Pierre Ferragu, managing partner of New Street Research, says the US strategy is straightforward and well-executed and has encouraged its traditional allies to fall into line. Several European countries have now rejected China’s Huawei in running 5G telecoms networks, for example. “China will not have leading edge semiconductor technology for two decades. It is a no-brainer for Europe to back the US side,” he says.

But a report from the US Silicon Industry Association and Boston Consulting Group warns that strategic decoupling from China could backfire, resulting in a slowdown of innovation, lost market share and a vast escalation of China’s manufacturing capability. The US may simply be stimulating the competition it wishes to starve.

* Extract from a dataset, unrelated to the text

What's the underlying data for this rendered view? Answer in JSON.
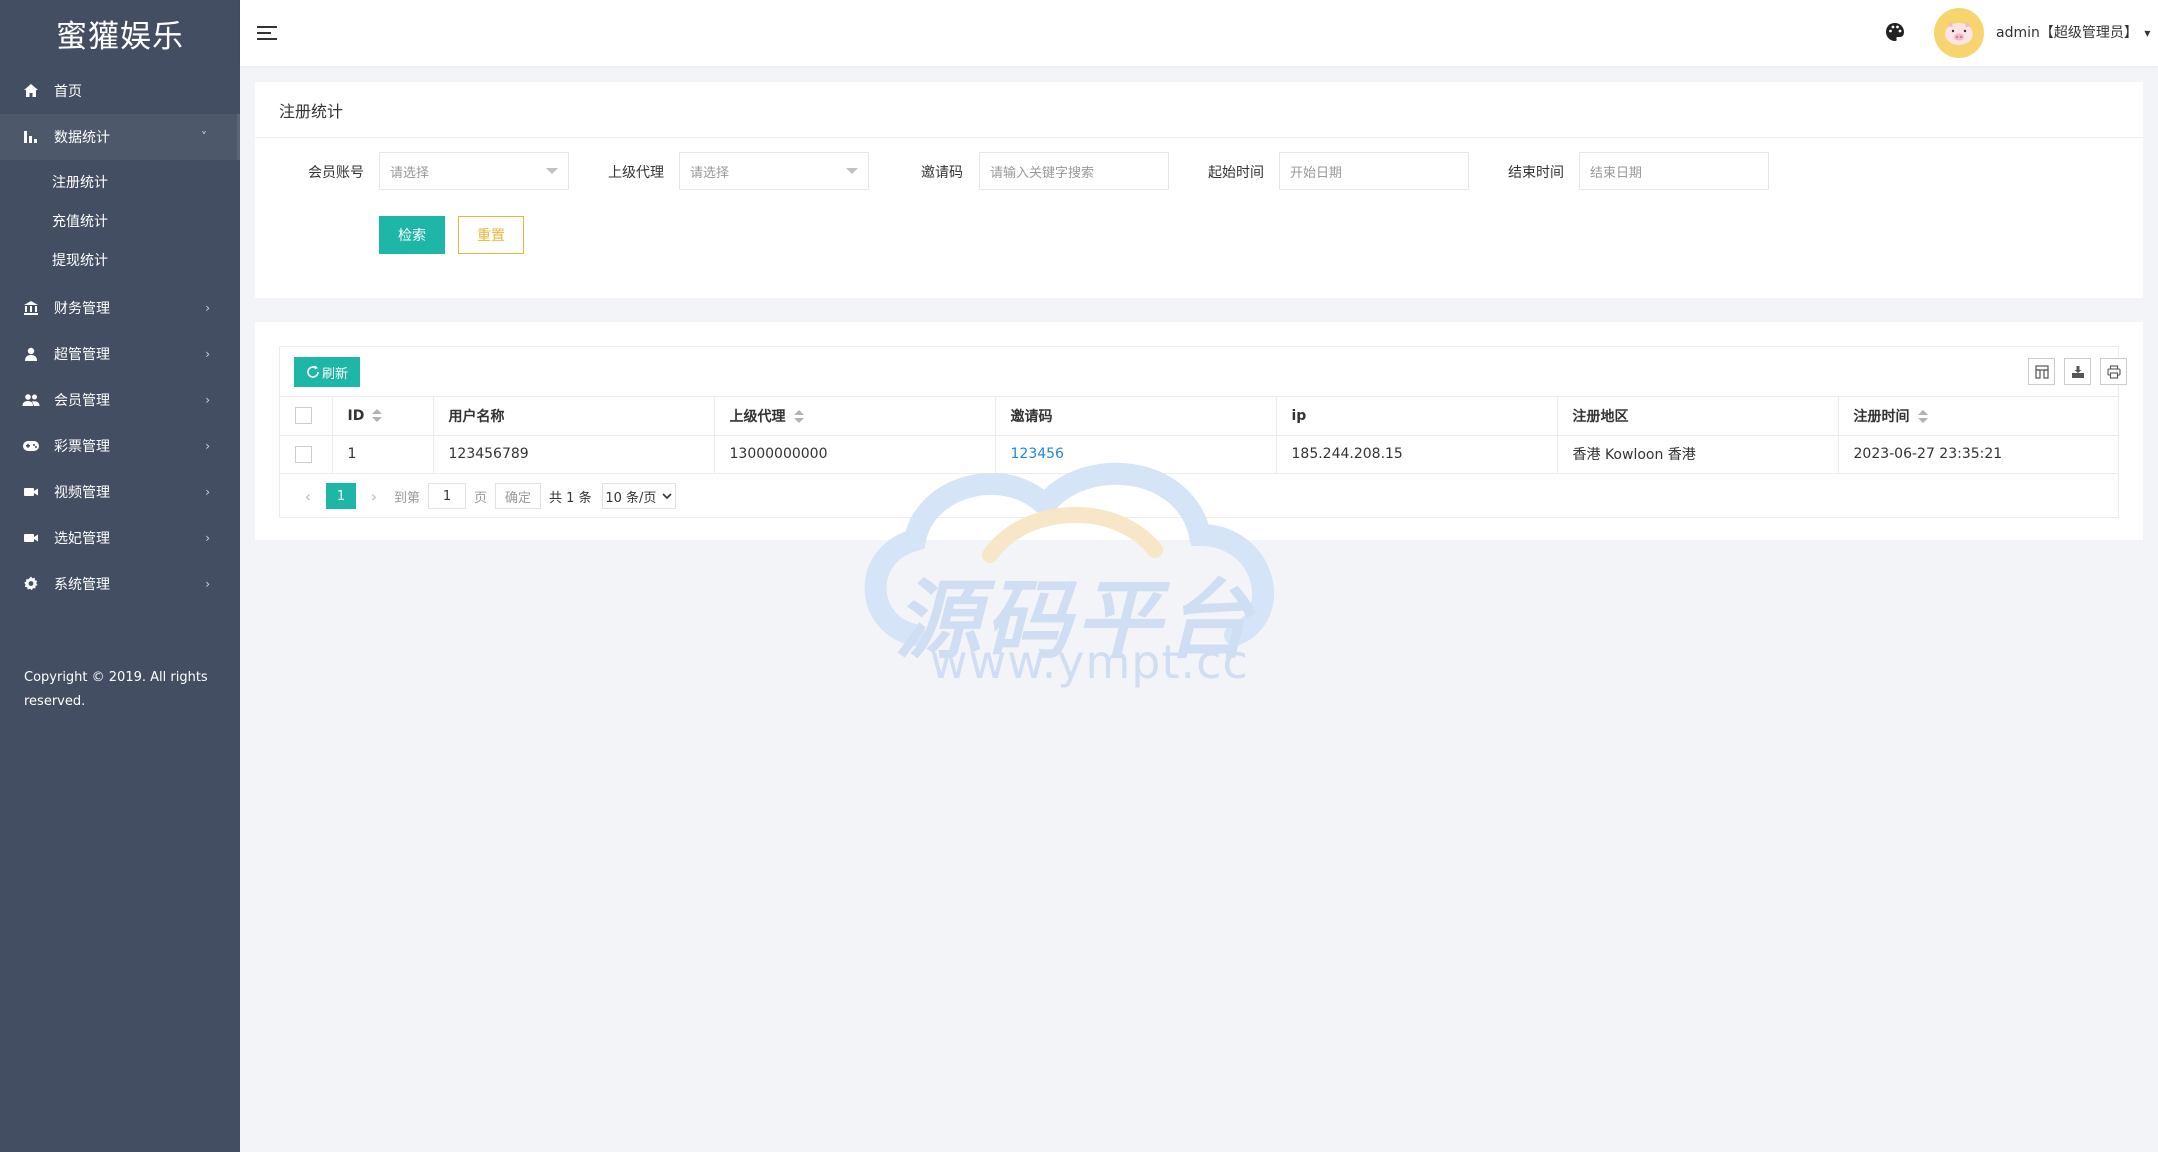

For its part, ASML accepts that export controls are a valid tool for “targeted, specific, national security issues” but questions the harm they cause, if overused. They may further disrupt manufacturing capability at a time of global chip shortages. 

The US policy of weaponising technology also risks stoking geopolitical tensions over Taiwan, where most advanced chip manufacturing is currently based and where China has “unknown red lines”, says Paul Triolo, head of Eurasia Group’s technology practice. “Governments should be very careful about messing with this global supply chain. For 40 years, we have all benefited from a very robust, open and free supply chain that has led to a huge amount of innovation.”

ASML has done a neat job in building a dominant position in a critical, fast-growing, capital-intensive industry. But its future success will partly depend on it acquiring a new skill: how to play 3D geopolitical chess.